BPN Sultra Buka Kantor Di Tiga DOB

Baubau (Antara News) - Badan Pertanahan Nasional (BPN) Provinsi Sulawesi Tenggara akan membuka kantor perwakilan di tiga daerah otonom baru (DOB) yakni Kabupaten Buton Selatan, Buton Tengah, dan Muna Barat.
"Saat ini kami tengah melakukan kordinasi dengan ketiga DOB tersebut. Untuk Kabupaten Buton Selatan dan Buton Tengah sudah terbit SK-nya, sedangkan Kabupaten Muna Barat masih dari proses," kata Kepala Kantor Wilayah BPN Provinsi Sultra, Joko Heryadi di Baubau.
Ia mengatakan, jika sudah ada kantor perwakilan BPN di daerah pemekaran itu, terutama Buton Selatan dan Buton Tengah, maka segala yang berkaitan dengan kepegawaian dan keuangan, masih mengikuti kantor BPN induk yakni Kabupaten Buton.
"Untuk pegawai yang akan ditempatkan pada kantor perwakilan baru sekitar 10 hingga 11 orang. Sebab, pelayanan dik antor perwakilan belum begitu banyak, paling satu atau dua orang yang mengurus sertifikat. Namun pembentukan ini untuk mempercepat dan efisien dalam pelayanan," ujarnya.
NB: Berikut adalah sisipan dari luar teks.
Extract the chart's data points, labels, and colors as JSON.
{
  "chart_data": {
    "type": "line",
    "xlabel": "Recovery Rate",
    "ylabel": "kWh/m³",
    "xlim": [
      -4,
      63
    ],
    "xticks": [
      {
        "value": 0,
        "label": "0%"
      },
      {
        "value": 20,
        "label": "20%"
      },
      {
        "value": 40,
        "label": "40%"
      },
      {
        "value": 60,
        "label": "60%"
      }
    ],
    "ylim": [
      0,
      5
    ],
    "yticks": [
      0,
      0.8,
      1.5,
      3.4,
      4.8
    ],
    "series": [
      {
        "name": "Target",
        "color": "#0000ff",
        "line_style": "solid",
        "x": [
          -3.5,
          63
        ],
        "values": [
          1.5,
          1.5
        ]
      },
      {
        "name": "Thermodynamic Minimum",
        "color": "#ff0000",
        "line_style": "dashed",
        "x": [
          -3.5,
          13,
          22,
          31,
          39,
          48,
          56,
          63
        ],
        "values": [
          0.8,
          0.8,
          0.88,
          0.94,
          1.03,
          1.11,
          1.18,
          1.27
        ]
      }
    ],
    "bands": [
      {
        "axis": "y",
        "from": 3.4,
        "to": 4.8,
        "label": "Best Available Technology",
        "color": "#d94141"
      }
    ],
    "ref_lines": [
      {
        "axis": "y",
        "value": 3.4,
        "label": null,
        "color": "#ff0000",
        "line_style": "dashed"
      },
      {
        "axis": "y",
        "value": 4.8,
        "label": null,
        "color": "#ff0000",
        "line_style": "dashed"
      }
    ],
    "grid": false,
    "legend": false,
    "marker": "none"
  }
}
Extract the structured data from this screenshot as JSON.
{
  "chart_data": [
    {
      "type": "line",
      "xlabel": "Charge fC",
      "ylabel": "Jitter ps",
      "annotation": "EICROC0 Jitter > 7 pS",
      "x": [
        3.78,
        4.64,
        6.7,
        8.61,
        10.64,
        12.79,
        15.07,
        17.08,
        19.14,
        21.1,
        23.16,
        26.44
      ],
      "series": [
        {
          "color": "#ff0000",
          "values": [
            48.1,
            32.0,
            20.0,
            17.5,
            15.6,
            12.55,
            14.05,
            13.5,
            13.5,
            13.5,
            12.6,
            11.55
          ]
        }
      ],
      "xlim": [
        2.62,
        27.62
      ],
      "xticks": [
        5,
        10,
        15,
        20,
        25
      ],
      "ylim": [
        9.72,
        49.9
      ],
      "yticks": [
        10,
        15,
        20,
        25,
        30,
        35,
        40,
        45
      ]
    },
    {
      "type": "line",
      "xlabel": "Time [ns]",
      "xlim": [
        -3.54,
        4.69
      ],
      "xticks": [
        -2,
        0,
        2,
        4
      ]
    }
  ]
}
Ia mengatakan, dalam pembukaan kantor perwakilan atau kantor sementara tersebut, sarana perkantoran sudah harus bisa dipersiapkan enam bulan sebelumnya sesuai dalam SK yang diterbitkan.
"Saat ini kami sedang persiapkan. Saya sudah meninjau ke Buton Selatan dan Buton Tengah, namun baru Buton Selatan yang sudah punya kesiapan. Dan saya rencanakan di bulan Oktober mendatang sudah bisa dilaksanakan. Sedangkan Buton Tengan belum ada kesiapan sehingga kami masih menunggu kesiapannya," ujarnya.
Untuk menjalankan pelayanan di kantor perwakilan tersebut, kata dia, terlebih dahulu harus ada kesepakatan yang dibuat antara kantor induk dan kepala kantor perwakilan. Sedangkan untuk sarana kantor yang akan digunakan, pihaknya akan melakukan kontrak rumah.
"Kita harus ada kesepakatan terlebih dulu dengan kantor induk dan kantor perwakilan kapan bisa kita mulai. Artinya, kalau ini sudah berjalan, berarti kantor induk sudah tidak bisa melayani," ujarnya.
Mengenai kantor perwakilan di Kabupaten Muna Barat, pihaknya baru menerima surat dari bupati agar dan pihaknya akan memproses sampai ke pusat untuk diterbitkan SK-nya seperti Kabupaten Buton Selatan dan Buton Tengah.
"Untuk menerbitkan SK, harus ada rekomendasi apakah daerah sudah memerlukan kantor perwakilan atau belum.
Ia berharap, dengan pembentukan kantor perwakilan itu dapat mempermudah dalam memberikan pelayanan, sehingga masyarakat di Kabupaten Buton Tengan dan Buton Selatan tidak lagi ke ibu kota Kabupaten Buton di Pasarwajo untuk mengurus sertifikat tanahnya.